Whoa, Pete, now *that's* a different perspective and more of what
I was really concerned about!
" It seems that some of the cars are fine with a stock rad and some
need additional help."
I can see the fog real clearly now, thanks! :- )
Can someone verify whether the stock TR250/6 radiator is, in fact,
3-row?
Dave Friedlander
CF25194UO
Peter Macholdt wrote:
Well, I have to jump in here as the contratian. My 250 has an engine
with
about 10K miles. It is in good shape as indicated by a leak-down test
and
the way it runs.
Before last winter, it ran a bit over 1/3 on the temp gauge under
normal
conditions and a bit over 1/2 while idling in really hot weather.
After last
winter, the temp was running about 1/2 at speed and much hotter at
idle.
What happened last winter?
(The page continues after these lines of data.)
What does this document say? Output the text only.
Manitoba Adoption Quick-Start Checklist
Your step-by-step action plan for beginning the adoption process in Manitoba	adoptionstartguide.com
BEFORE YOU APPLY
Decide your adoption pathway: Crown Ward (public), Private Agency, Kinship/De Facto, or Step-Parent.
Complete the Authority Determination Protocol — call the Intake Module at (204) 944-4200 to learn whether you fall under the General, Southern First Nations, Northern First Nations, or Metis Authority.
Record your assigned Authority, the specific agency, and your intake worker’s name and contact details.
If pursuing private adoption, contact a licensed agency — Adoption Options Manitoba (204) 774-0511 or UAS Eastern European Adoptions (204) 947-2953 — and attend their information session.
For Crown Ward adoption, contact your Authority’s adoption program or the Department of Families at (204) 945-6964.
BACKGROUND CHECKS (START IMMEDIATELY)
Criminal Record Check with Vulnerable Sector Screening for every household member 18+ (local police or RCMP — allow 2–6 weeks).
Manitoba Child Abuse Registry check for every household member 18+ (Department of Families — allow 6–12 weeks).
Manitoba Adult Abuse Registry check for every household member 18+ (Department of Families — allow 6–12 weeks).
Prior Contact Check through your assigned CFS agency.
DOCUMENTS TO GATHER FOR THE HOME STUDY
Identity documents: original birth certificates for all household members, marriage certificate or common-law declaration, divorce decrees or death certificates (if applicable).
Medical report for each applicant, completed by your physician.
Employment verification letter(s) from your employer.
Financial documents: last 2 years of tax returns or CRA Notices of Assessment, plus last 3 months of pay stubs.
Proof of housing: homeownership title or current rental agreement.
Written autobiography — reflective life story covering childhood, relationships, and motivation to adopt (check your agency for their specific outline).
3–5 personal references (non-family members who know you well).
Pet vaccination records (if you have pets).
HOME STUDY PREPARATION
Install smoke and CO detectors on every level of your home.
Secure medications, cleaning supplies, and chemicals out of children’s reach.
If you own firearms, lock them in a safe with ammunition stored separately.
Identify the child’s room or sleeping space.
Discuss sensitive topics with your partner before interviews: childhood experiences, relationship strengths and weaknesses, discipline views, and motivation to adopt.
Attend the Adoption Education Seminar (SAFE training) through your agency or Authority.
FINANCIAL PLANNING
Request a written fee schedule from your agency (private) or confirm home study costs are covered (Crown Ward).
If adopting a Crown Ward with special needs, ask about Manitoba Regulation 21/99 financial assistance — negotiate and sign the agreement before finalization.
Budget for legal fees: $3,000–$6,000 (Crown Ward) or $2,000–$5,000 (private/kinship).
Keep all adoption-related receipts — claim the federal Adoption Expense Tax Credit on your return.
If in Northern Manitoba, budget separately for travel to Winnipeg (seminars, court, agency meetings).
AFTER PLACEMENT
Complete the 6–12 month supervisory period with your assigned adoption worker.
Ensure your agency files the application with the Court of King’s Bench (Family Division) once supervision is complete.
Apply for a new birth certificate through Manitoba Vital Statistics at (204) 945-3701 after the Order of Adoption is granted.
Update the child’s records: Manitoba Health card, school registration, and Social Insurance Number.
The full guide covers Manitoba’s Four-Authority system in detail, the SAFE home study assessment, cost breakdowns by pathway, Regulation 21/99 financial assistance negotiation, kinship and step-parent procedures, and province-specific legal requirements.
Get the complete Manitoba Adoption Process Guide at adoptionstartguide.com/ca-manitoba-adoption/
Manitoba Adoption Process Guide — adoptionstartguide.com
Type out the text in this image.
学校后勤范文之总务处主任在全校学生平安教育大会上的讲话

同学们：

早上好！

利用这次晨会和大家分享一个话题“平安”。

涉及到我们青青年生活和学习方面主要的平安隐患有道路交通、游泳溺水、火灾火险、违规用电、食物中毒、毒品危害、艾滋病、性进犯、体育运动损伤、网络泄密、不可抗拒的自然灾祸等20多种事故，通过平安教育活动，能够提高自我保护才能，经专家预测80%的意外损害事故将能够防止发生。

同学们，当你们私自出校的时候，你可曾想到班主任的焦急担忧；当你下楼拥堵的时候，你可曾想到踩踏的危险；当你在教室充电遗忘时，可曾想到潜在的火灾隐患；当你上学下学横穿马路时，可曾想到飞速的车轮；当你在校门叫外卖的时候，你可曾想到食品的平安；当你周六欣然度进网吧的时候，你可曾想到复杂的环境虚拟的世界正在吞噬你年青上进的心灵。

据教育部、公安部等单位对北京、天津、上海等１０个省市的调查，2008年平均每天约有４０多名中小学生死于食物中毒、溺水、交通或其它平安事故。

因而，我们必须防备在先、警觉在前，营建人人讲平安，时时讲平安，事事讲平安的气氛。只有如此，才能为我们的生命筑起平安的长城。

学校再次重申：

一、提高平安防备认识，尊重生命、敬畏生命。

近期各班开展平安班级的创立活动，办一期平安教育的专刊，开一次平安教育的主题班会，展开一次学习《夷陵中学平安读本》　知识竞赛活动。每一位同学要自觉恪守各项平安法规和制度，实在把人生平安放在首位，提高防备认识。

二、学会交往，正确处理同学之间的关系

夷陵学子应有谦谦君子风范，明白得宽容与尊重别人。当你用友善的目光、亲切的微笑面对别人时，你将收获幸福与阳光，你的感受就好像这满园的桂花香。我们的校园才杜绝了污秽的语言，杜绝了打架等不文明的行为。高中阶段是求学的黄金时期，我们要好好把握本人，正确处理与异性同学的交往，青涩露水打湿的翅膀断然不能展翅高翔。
Why, a hotter cam and increased
compression.
I tweaked the timing but could not get it to run in a comfortable
range. The
solution was for me to get my radiator re-cored to a 4 row (I think
stock
was 3 row). This helped a lot.
I know I'm not the only one with this problem. It seems that some of
the
cars are fine with a stock rad and some need additional help.
Peter
'68 TR250
on 3/8/03 8:19 PM, David Friedlander at forzion@maine.rr.com wrote:
> Thanks, Dick, just as I thought. Can't understand why re-coring
costs
> more than a new stock radiator but life is full of mysteries, no? I
> had also been curious if running a tweaked engine would cause the
> radiator
> to be stressed in normal operation. Guess that, even if that was
true, I
> could
> always add an electric fan later.
>
> Thanks again,
>
> Dave Friedlander
> '74 TR6
>
> Sally or Dick Taylor wrote:
>
>> Dave---There's nothing wrong with the capacity of the stock
radiator,
>> under most conditions.
>>
>> I went with the 7 lb. cap years ago after a bout of blowing heater
>> control valves. This was about 15 years ago. No problems with
>> overheating with the lesser cap. Or heater valve.